British Waterways grant-in-aid for the financial year April 2006 to March 2007 was been cut by a further 7.5% (£4.5 million) in addition to the 5% (approximately £3.1 million) cut that was made in March 2006. (A further cut of 2.5% (£1.5 million) planned for autumn 2006 was not made after strong protests by IWA and others).
Late in the afternoon of 22nd December 2006 (the last working day before Christmas), DEFRA announced its budget allocations for 2007 - 2008 for its sponsored bodies and executive agencies, including British Waterways and the Environment Agency. The figure for British Waterways is £57.55 million, which excludes the grant made by the Scottish Executive for waterways in Scotland, but includes £2.048m for the repayment of a loan from the National Loans Fund (for upgrade of the Sheffield & South Yorkshire Navigation), which was agreed under ‘Waterways for Tomorrow’ six years ago.
The net figure for comparison is therefore £55.5 million, which is similar to 2006 - 2007, after the cuts in funding were made and with no allowance for inflation. BW’s original budget for 2006 - 2007 was £62.5 million.

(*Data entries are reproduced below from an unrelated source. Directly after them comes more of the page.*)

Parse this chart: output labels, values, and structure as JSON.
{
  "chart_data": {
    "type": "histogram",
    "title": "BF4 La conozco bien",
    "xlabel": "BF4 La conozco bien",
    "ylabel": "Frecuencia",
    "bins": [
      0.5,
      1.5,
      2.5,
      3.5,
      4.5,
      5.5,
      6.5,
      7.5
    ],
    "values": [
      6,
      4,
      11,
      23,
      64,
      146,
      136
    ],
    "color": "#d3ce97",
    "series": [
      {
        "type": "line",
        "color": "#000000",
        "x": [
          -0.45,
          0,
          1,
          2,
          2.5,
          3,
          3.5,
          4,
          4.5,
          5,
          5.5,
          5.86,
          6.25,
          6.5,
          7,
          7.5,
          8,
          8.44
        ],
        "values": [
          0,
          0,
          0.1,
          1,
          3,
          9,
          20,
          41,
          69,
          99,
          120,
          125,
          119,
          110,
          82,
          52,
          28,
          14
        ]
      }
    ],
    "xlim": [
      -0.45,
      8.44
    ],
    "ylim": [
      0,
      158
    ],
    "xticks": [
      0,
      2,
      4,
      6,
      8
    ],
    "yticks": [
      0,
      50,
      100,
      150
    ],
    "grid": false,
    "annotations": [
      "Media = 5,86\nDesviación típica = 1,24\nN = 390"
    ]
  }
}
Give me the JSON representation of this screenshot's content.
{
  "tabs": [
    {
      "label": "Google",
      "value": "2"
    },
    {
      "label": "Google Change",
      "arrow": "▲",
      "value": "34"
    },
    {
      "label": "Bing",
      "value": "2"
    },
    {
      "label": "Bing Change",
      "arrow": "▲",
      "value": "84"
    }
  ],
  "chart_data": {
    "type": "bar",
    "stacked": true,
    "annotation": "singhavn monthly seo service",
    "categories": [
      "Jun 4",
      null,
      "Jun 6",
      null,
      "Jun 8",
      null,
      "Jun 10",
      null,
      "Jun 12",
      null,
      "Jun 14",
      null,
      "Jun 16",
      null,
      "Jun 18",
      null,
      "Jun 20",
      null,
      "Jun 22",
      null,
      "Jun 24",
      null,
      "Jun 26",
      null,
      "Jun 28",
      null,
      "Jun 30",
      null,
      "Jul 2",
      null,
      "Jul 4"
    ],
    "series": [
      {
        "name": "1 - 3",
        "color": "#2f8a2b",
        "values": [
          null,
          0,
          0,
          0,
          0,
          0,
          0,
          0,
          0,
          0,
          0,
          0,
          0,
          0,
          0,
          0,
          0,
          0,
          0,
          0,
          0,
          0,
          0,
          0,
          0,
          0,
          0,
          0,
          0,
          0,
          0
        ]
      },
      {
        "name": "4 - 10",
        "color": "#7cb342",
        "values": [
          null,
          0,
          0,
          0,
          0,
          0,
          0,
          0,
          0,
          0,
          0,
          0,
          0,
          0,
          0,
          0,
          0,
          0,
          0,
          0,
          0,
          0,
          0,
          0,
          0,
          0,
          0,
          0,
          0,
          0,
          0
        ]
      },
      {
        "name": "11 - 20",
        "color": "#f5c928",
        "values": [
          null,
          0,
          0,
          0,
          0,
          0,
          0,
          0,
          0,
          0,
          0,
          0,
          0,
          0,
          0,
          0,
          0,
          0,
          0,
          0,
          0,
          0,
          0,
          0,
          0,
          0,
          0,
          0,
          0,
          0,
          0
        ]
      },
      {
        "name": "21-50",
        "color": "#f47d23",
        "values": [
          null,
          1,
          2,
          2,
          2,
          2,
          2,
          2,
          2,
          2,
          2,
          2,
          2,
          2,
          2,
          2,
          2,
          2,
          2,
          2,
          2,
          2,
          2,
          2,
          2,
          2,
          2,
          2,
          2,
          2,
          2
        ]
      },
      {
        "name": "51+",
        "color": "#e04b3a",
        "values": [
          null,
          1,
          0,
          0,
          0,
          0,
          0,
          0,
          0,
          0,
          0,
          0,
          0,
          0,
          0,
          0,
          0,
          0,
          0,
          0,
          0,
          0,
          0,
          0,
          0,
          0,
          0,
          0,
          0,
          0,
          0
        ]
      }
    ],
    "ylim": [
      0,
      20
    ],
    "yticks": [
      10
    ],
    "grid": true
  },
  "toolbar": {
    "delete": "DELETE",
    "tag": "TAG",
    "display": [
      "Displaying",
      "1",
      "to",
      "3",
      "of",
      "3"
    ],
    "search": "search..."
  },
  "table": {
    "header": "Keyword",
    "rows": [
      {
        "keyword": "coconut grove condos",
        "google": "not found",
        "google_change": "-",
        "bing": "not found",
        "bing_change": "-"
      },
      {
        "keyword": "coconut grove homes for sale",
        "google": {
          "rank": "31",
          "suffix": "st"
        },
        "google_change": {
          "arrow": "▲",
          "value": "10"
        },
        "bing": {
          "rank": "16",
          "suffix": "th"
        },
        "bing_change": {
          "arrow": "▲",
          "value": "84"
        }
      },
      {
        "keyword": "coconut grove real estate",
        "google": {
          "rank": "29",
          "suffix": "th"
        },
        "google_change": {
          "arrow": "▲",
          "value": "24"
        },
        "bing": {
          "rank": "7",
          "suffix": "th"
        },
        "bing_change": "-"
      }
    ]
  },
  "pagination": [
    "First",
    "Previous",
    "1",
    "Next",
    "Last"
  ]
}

The total funding for the Environment Agency in 2007 – 2008 is to be £661 million, of which the navigation budget is a small amount, which is yet to be decided internally by the Agency. The Department’s full announcement is available at www.defra.gov.uk/news/2006/061222c.htm
Over the weekend of 25th/26th November 2006 a number of protest events took place blockading Britain's waterways network (and one in Sydney Harbour, Australia) in support of the campaign against the funding cuts. This was followed on Tuesday 16th January by The Palace of Westminster Campaign Cruise on the tidal River Thames when 30 boats, their crews and prominent supporters, including well-known actor David Suchet, took the concerns directly to Parliament. MPs from all parties watched the flotilla and met with representatives of the eleven waterways interest groups taking part in the collective alliance campaigning against the funding cuts.